From: Nigel Cunningham [email blocked] Subject: Re: swsusp documentation updates Date: Wed, 12 May 2004 08:45:26 +1000 Hi. On Tue, 11 May 2004 12:51, Pavel Machek wrote: > You are using swsusp2, suspend2 and Suspend2. I figured out you mean > suspend2 and applied this: (it will eventually propagate). > Pavel Sorry. Yes, I did mean suspend2. Thanks! Nigel



Related Links:

PM_DISK

May 17, 2004 - 11:14am
Anonymous

At the moment I've tried: swsusp, suspend2 and pm_disk. Of these, pm_disk is the only one that works on my laptop (nx7010). I've been trying to figure out how pm_disk differs from the other two, but there seems to be very little info to be found. It would be nice to know why pm_disk works, because apparently it is no longer maintained, and may disappear from the kernel. The suspend2 patches already break it, so if those go into the kernel a lot of people who depend on pm_disk will be in trouble.

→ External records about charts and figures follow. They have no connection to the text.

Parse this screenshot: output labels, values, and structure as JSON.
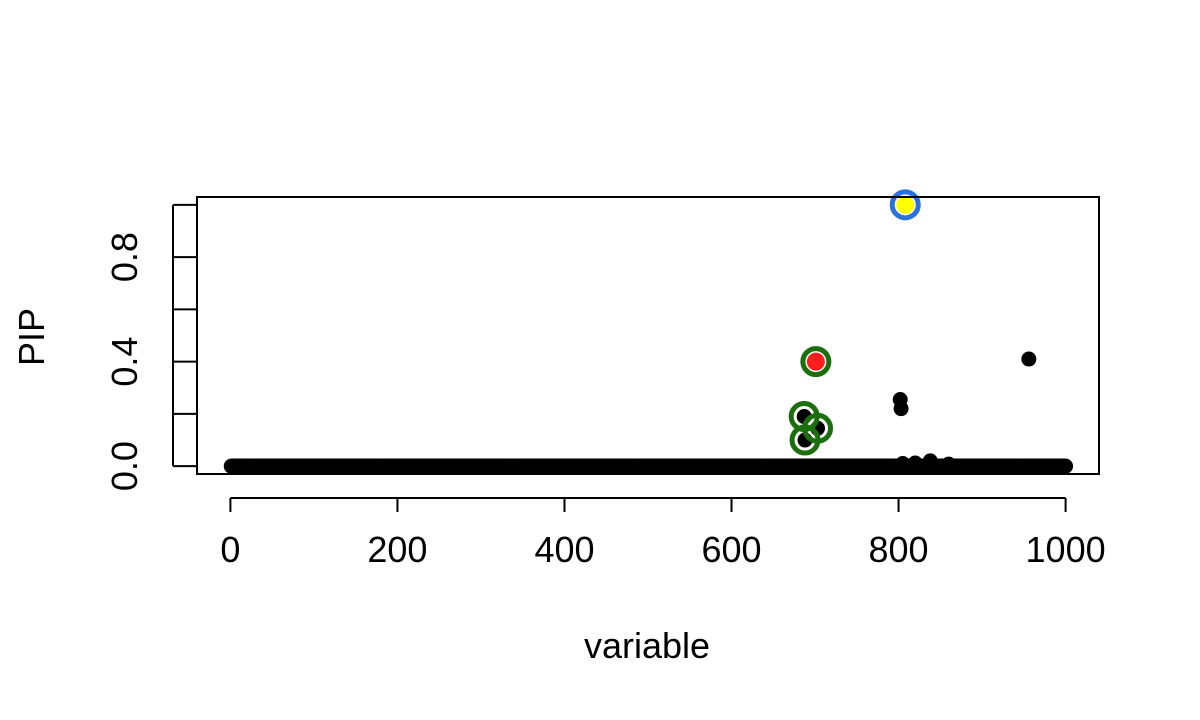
{
  "chart_data": {
    "type": "scatter",
    "title": "",
    "xlabel": "variable",
    "ylabel": "PIP",
    "xlim": [
      -40,
      1040
    ],
    "ylim": [
      -0.03,
      1.03
    ],
    "xticks": [
      0,
      200,
      400,
      600,
      800,
      1000
    ],
    "yticks": [
      0.0,
      0.2,
      0.4,
      0.6,
      0.8,
      1.0
    ],
    "ytick_labels": [
      "0.0",
      "",
      "0.4",
      "",
      "0.8",
      ""
    ],
    "grid": false,
    "legend": "none",
    "colors": {
      "points": "#000000",
      "ring_set_1": "#1b6e0c",
      "ring_set_2": "#2a72d8",
      "fill_top_1": "#ff1e1e",
      "fill_top_2": "#ffff00"
    },
    "baseline": {
      "x_from": 1,
      "x_to": 1000,
      "y": 0.0
    },
    "points": [
      {
        "x": 687,
        "y": 0.19
      },
      {
        "x": 688,
        "y": 0.1
      },
      {
        "x": 703,
        "y": 0.145
      },
      {
        "x": 802,
        "y": 0.255
      },
      {
        "x": 803,
        "y": 0.22
      },
      {
        "x": 956,
        "y": 0.41
      },
      {
        "x": 805,
        "y": 0.01
      },
      {
        "x": 820,
        "y": 0.012
      },
      {
        "x": 838,
        "y": 0.02
      },
      {
        "x": 860,
        "y": 0.008
      }
    ],
    "highlighted": [
      {
        "x": 687,
        "y": 0.19,
        "ring": "ring_set_1"
      },
      {
        "x": 688,
        "y": 0.1,
        "ring": "ring_set_1"
      },
      {
        "x": 703,
        "y": 0.145,
        "ring": "ring_set_1"
      },
      {
        "x": 701,
        "y": 0.4,
        "ring": "ring_set_1",
        "fill": "fill_top_1"
      },
      {
        "x": 808,
        "y": 1.0,
        "ring": "ring_set_2",
        "fill": "fill_top_2"
      }
    ]
  }
}
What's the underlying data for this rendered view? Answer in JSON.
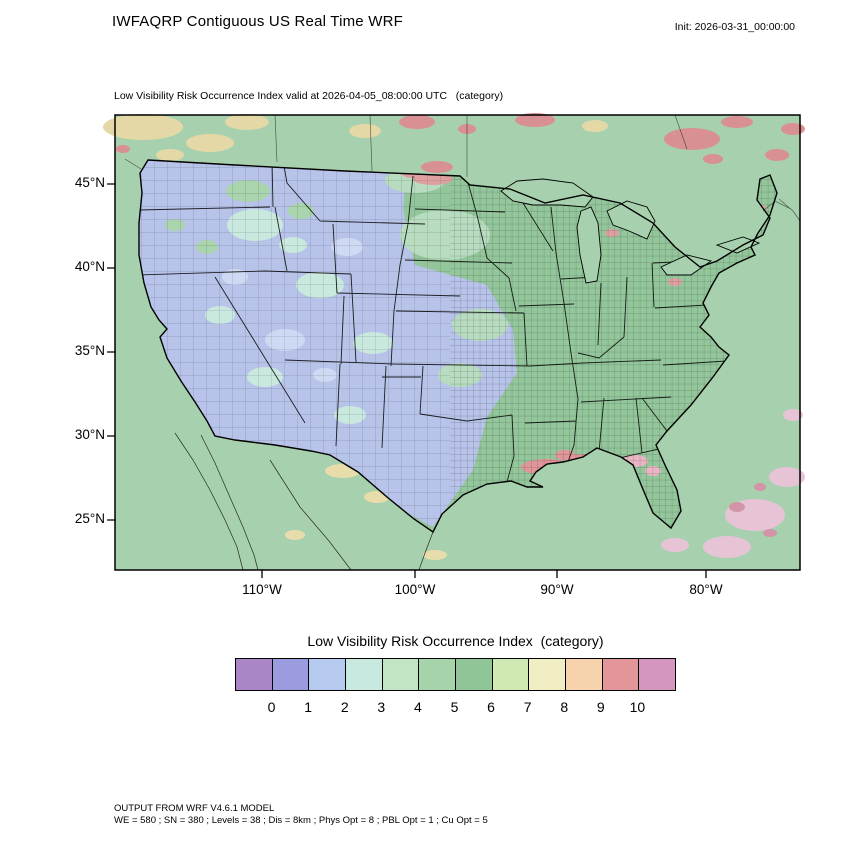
{
  "header": {
    "title": "IWFAQRP Contiguous US Real Time WRF",
    "init_label": "Init: 2026-03-31_00:00:00"
  },
  "map": {
    "subtitle": "Low Visibility Risk Occurrence Index valid at 2026-04-05_08:00:00 UTC   (category)",
    "lat_ticks": [
      "45°N",
      "40°N",
      "35°N",
      "30°N",
      "25°N"
    ],
    "lon_ticks": [
      "110°W",
      "100°W",
      "90°W",
      "80°W"
    ],
    "colors": {
      "ocean": "#a7d1ae",
      "west": "#b7c3e9",
      "east": "#93c69b",
      "patch_tan": "#e4d8a6",
      "patch_red": "#d89092",
      "patch_pink": "#e6c4d6",
      "patch_rose": "#d494a8",
      "patch_yellow": "#e8dcab",
      "patch_plains": "#b8dcbf",
      "patch_cyan": "#c9e8de",
      "patch_pale_blue": "#ced9f3",
      "patch_green": "#a9d4ad",
      "patch_red_strong": "#e09598",
      "patch_pink_us": "#eab6c3",
      "patch_salmon": "#dfa0a1"
    }
  },
  "legend": {
    "title": "Low Visibility Risk Occurrence Index  (category)",
    "tick_labels": [
      "0",
      "1",
      "2",
      "3",
      "4",
      "5",
      "6",
      "7",
      "8",
      "9",
      "10"
    ],
    "cell_colors": [
      "#ab86c6",
      "#9b9ce0",
      "#b6c9ef",
      "#c7e9e0",
      "#c2e6c4",
      "#a7d3ab",
      "#90c697",
      "#d0e9b3",
      "#f2eec4",
      "#f6d2ad",
      "#e29699",
      "#d495bf"
    ]
  },
  "footer": {
    "line1": "OUTPUT FROM WRF V4.6.1 MODEL",
    "line2": "WE = 580 ; SN = 380 ; Levels = 38 ; Dis = 8km ; Phys Opt = 8 ; PBL Opt = 1 ; Cu Opt = 5"
  }
}
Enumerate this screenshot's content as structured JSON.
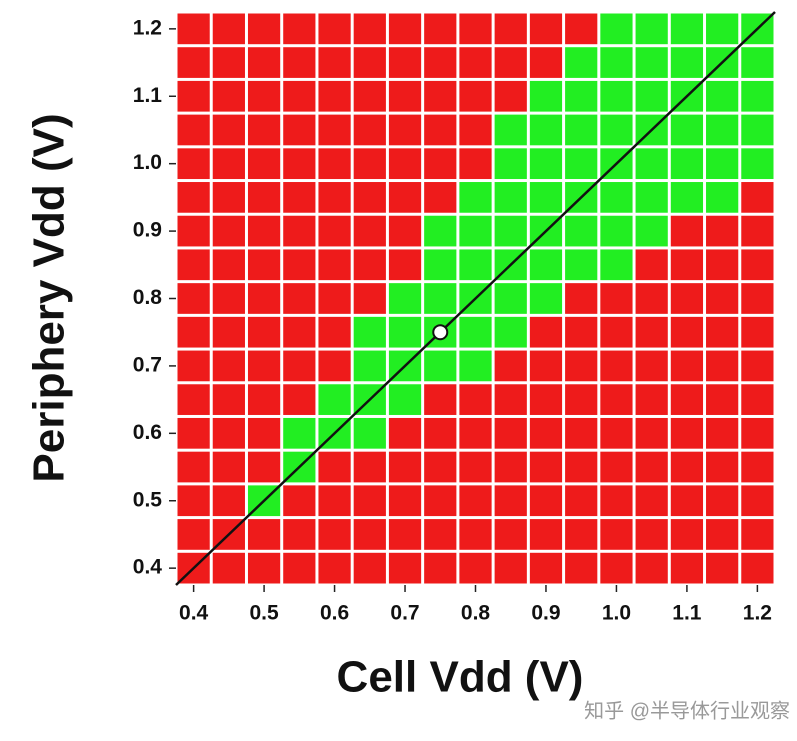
{
  "chart_data": {
    "type": "heatmap",
    "x_label": "Cell Vdd (V)",
    "y_label": "Periphery Vdd (V)",
    "x": [
      0.4,
      0.45,
      0.5,
      0.55,
      0.6,
      0.65,
      0.7,
      0.75,
      0.8,
      0.85,
      0.9,
      0.95,
      1.0,
      1.05,
      1.1,
      1.15,
      1.2
    ],
    "y": [
      0.4,
      0.45,
      0.5,
      0.55,
      0.6,
      0.65,
      0.7,
      0.75,
      0.8,
      0.85,
      0.9,
      0.95,
      1.0,
      1.05,
      1.1,
      1.15,
      1.2
    ],
    "values": [
      [
        0,
        0,
        0,
        0,
        0,
        0,
        0,
        0,
        0,
        0,
        0,
        0,
        0,
        0,
        0,
        0,
        0
      ],
      [
        0,
        0,
        0,
        0,
        0,
        0,
        0,
        0,
        0,
        0,
        0,
        0,
        0,
        0,
        0,
        0,
        0
      ],
      [
        0,
        0,
        1,
        0,
        0,
        0,
        0,
        0,
        0,
        0,
        0,
        0,
        0,
        0,
        0,
        0,
        0
      ],
      [
        0,
        0,
        0,
        1,
        0,
        0,
        0,
        0,
        0,
        0,
        0,
        0,
        0,
        0,
        0,
        0,
        0
      ],
      [
        0,
        0,
        0,
        1,
        1,
        1,
        0,
        0,
        0,
        0,
        0,
        0,
        0,
        0,
        0,
        0,
        0
      ],
      [
        0,
        0,
        0,
        0,
        1,
        1,
        1,
        0,
        0,
        0,
        0,
        0,
        0,
        0,
        0,
        0,
        0
      ],
      [
        0,
        0,
        0,
        0,
        0,
        1,
        1,
        1,
        1,
        0,
        0,
        0,
        0,
        0,
        0,
        0,
        0
      ],
      [
        0,
        0,
        0,
        0,
        0,
        1,
        1,
        1,
        1,
        1,
        0,
        0,
        0,
        0,
        0,
        0,
        0
      ],
      [
        0,
        0,
        0,
        0,
        0,
        0,
        1,
        1,
        1,
        1,
        1,
        0,
        0,
        0,
        0,
        0,
        0
      ],
      [
        0,
        0,
        0,
        0,
        0,
        0,
        0,
        1,
        1,
        1,
        1,
        1,
        1,
        0,
        0,
        0,
        0
      ],
      [
        0,
        0,
        0,
        0,
        0,
        0,
        0,
        1,
        1,
        1,
        1,
        1,
        1,
        1,
        0,
        0,
        0
      ],
      [
        0,
        0,
        0,
        0,
        0,
        0,
        0,
        0,
        1,
        1,
        1,
        1,
        1,
        1,
        1,
        1,
        0
      ],
      [
        0,
        0,
        0,
        0,
        0,
        0,
        0,
        0,
        0,
        1,
        1,
        1,
        1,
        1,
        1,
        1,
        1
      ],
      [
        0,
        0,
        0,
        0,
        0,
        0,
        0,
        0,
        0,
        1,
        1,
        1,
        1,
        1,
        1,
        1,
        1
      ],
      [
        0,
        0,
        0,
        0,
        0,
        0,
        0,
        0,
        0,
        0,
        1,
        1,
        1,
        1,
        1,
        1,
        1
      ],
      [
        0,
        0,
        0,
        0,
        0,
        0,
        0,
        0,
        0,
        0,
        0,
        1,
        1,
        1,
        1,
        1,
        1
      ],
      [
        0,
        0,
        0,
        0,
        0,
        0,
        0,
        0,
        0,
        0,
        0,
        0,
        1,
        1,
        1,
        1,
        1
      ]
    ],
    "colors": [
      "#ee1b1b",
      "#22ee22"
    ],
    "xlim": [
      0.375,
      1.225
    ],
    "ylim": [
      0.375,
      1.225
    ],
    "xticks": [
      0.4,
      0.5,
      0.6,
      0.7,
      0.8,
      0.9,
      {
        "value": 1,
        "label": "1.0"
      },
      1.1,
      1.2
    ],
    "yticks": [
      0.4,
      0.5,
      0.6,
      0.7,
      0.8,
      0.9,
      {
        "value": 1,
        "label": "1.0"
      },
      1.1,
      1.2
    ],
    "marker": {
      "x": 0.75,
      "y": 0.75
    },
    "watermark": "知乎 @半导体行业观察"
  }
}
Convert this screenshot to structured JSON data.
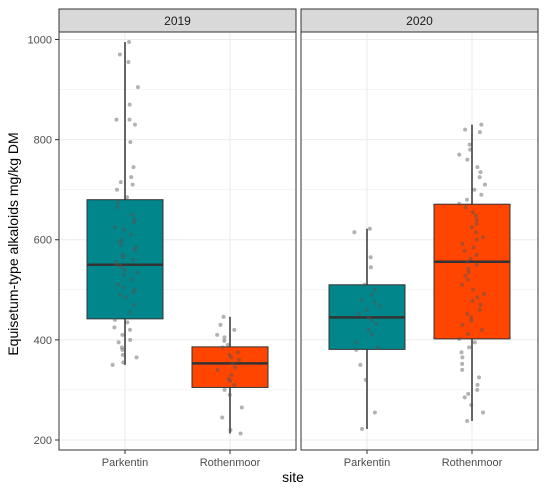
{
  "chart_data": {
    "type": "boxplot",
    "xlabel": "site",
    "ylabel": "Equisetum-type alkaloids mg/kg DM",
    "ylim": [
      180,
      1015
    ],
    "yticks": [
      200,
      400,
      600,
      800,
      1000
    ],
    "grid": true,
    "colors": {
      "Parkentin": "#00868b",
      "Rothenmoor": "#ff4500",
      "panel_strip": "#d9d9d9",
      "grid": "#ebebeb",
      "frame": "#333333"
    },
    "panels": [
      {
        "label": "2019",
        "boxes": [
          {
            "site": "Parkentin",
            "min": 350,
            "q1": 442,
            "median": 550,
            "q3": 680,
            "max": 995,
            "points": [
              995,
              970,
              955,
              905,
              870,
              840,
              840,
              830,
              795,
              745,
              725,
              715,
              710,
              700,
              685,
              675,
              665,
              650,
              640,
              635,
              625,
              620,
              610,
              600,
              595,
              590,
              585,
              580,
              570,
              565,
              560,
              555,
              550,
              548,
              545,
              540,
              535,
              530,
              520,
              510,
              505,
              500,
              495,
              490,
              485,
              470,
              455,
              440,
              435,
              425,
              420,
              410,
              400,
              395,
              385,
              380,
              370,
              365,
              355,
              350
            ]
          },
          {
            "site": "Rothenmoor",
            "min": 213,
            "q1": 305,
            "median": 353,
            "q3": 386,
            "max": 446,
            "points": [
              446,
              430,
              420,
              410,
              405,
              398,
              390,
              385,
              375,
              370,
              365,
              360,
              353,
              345,
              340,
              330,
              322,
              318,
              310,
              300,
              290,
              265,
              245,
              220,
              213
            ]
          }
        ]
      },
      {
        "label": "2020",
        "boxes": [
          {
            "site": "Parkentin",
            "min": 222,
            "q1": 381,
            "median": 445,
            "q3": 510,
            "max": 622,
            "points": [
              622,
              615,
              565,
              545,
              510,
              500,
              490,
              480,
              475,
              468,
              460,
              452,
              445,
              440,
              432,
              420,
              410,
              395,
              385,
              380,
              350,
              320,
              255,
              222
            ]
          },
          {
            "site": "Rothenmoor",
            "min": 238,
            "q1": 402,
            "median": 556,
            "q3": 671,
            "max": 830,
            "points": [
              830,
              820,
              815,
              790,
              780,
              770,
              760,
              745,
              735,
              725,
              710,
              700,
              690,
              680,
              672,
              665,
              655,
              648,
              640,
              632,
              625,
              615,
              605,
              600,
              592,
              585,
              578,
              570,
              562,
              556,
              550,
              542,
              535,
              528,
              520,
              510,
              500,
              492,
              485,
              478,
              470,
              460,
              452,
              445,
              438,
              430,
              420,
              412,
              402,
              395,
              385,
              375,
              365,
              352,
              340,
              325,
              310,
              300,
              292,
              285,
              270,
              255,
              238
            ]
          }
        ]
      }
    ]
  }
}
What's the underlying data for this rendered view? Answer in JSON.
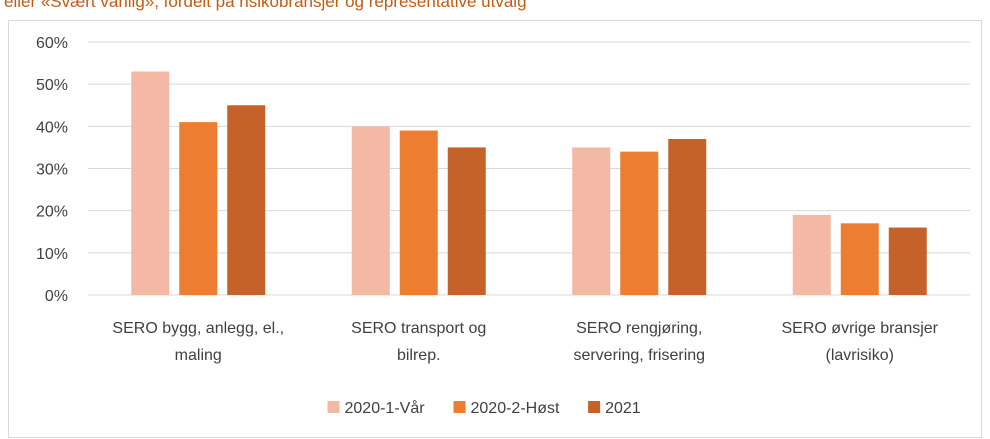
{
  "chart_data": {
    "type": "bar",
    "title": "eller «Svært vanlig», fordelt på risikobransjer og representative utvalg",
    "categories": [
      [
        "SERO bygg, anlegg, el.,",
        "maling"
      ],
      [
        "SERO transport og",
        "bilrep."
      ],
      [
        "SERO rengjøring,",
        "servering, frisering"
      ],
      [
        "SERO øvrige bransjer",
        "(lavrisiko)"
      ]
    ],
    "series": [
      {
        "name": "2020-1-Vår",
        "color": "#f4b9a4",
        "values": [
          53,
          40,
          35,
          19
        ]
      },
      {
        "name": "2020-2-Høst",
        "color": "#ed7d31",
        "values": [
          41,
          39,
          34,
          17
        ]
      },
      {
        "name": "2021",
        "color": "#c5622a",
        "values": [
          45,
          35,
          37,
          16
        ]
      }
    ],
    "ylim": [
      0,
      60
    ],
    "yticks": [
      {
        "value": 0,
        "label": "0%"
      },
      {
        "value": 10,
        "label": "10%"
      },
      {
        "value": 20,
        "label": "20%"
      },
      {
        "value": 30,
        "label": "30%"
      },
      {
        "value": 40,
        "label": "40%"
      },
      {
        "value": 50,
        "label": "50%"
      },
      {
        "value": 60,
        "label": "60%"
      }
    ],
    "grid": true,
    "legend": "bottom"
  }
}
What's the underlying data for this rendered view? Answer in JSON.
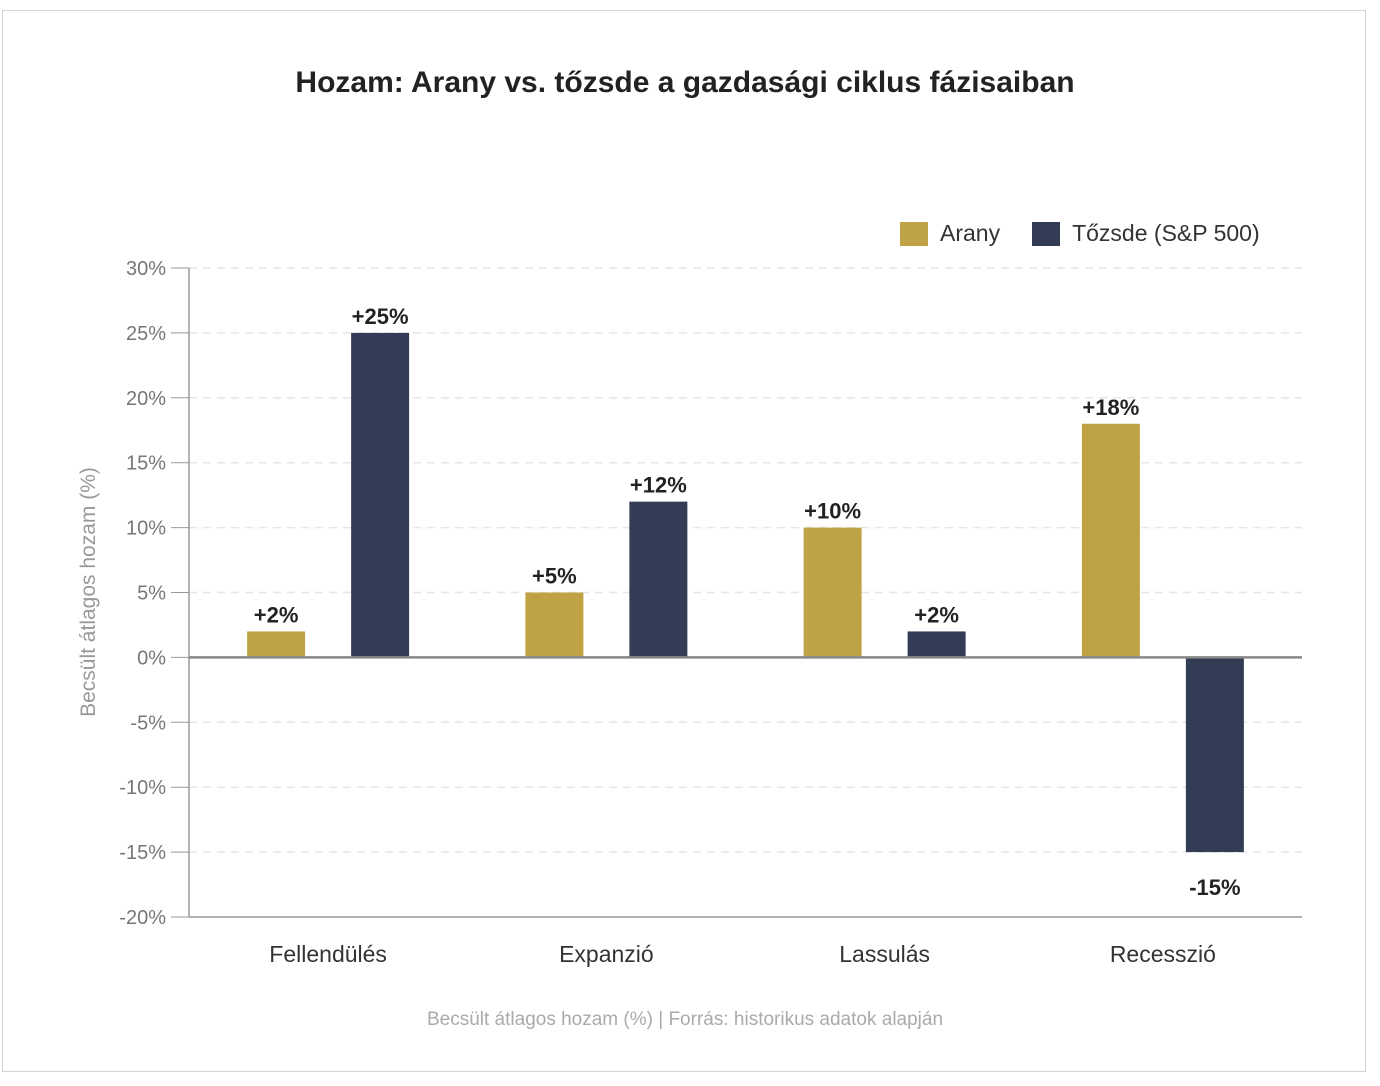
{
  "chart_data": {
    "type": "bar",
    "title": "Hozam: Arany vs. tőzsde a gazdasági ciklus fázisaiban",
    "ylabel": "Becsült átlagos hozam (%)",
    "xlabel": "",
    "categories": [
      "Fellendülés",
      "Expanzió",
      "Lassulás",
      "Recesszió"
    ],
    "series": [
      {
        "name": "Arany",
        "values": [
          2,
          5,
          10,
          18
        ],
        "labels": [
          "+2%",
          "+5%",
          "+10%",
          "+18%"
        ],
        "color": "#bfa244"
      },
      {
        "name": "Tőzsde (S&P 500)",
        "values": [
          25,
          12,
          2,
          -15
        ],
        "labels": [
          "+25%",
          "+12%",
          "+2%",
          "-15%"
        ],
        "color": "#323d55"
      }
    ],
    "ylim": [
      -20,
      30
    ],
    "yticks": [
      30,
      25,
      20,
      15,
      10,
      5,
      0,
      -5,
      -10,
      -15,
      -20
    ],
    "ytick_labels": [
      "30%",
      "25%",
      "20%",
      "15%",
      "10%",
      "5%",
      "0%",
      "-5%",
      "-10%",
      "-15%",
      "-20%"
    ],
    "grid": true,
    "legend_position": "top-right",
    "footer": "Becsült átlagos hozam (%) | Forrás: historikus adatok alapján"
  },
  "colors": {
    "grid": "#e6e6e6",
    "axis": "#999999",
    "zero_line": "#888888"
  }
}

Your nx7010 was obviously sup

May 18, 2004 - 6:44am
Anonymous

Your nx7010 was obviously supported by a flavour of UNIX for suspend mode. That's how support for it ended up in LINUX. As everything in LINUX is stolen code from UNIX. Stop supporting stolen code and use windows!

This post was brought to you by 'The Alexis de Tocqueville Institute for the prostitution of opinions'

and hopefuly windows code is

February 7, 2006 - 9:26am
Anonymous (not verified)

and hopefuly windows code is not stolen ?
why are you posting your broken opinion here instead of helping the guy ?

This must be some new meaning

July 26, 2006 - 9:53am
Anonymous (not verified)

This must be some new meaning of the word "obviously" with which I am unfamiliar.

Yeah, lol But just a clumsy

March 24, 2008 - 4:55pm

Yeah, lol

But just a clumsy figure of speech i guess in this case.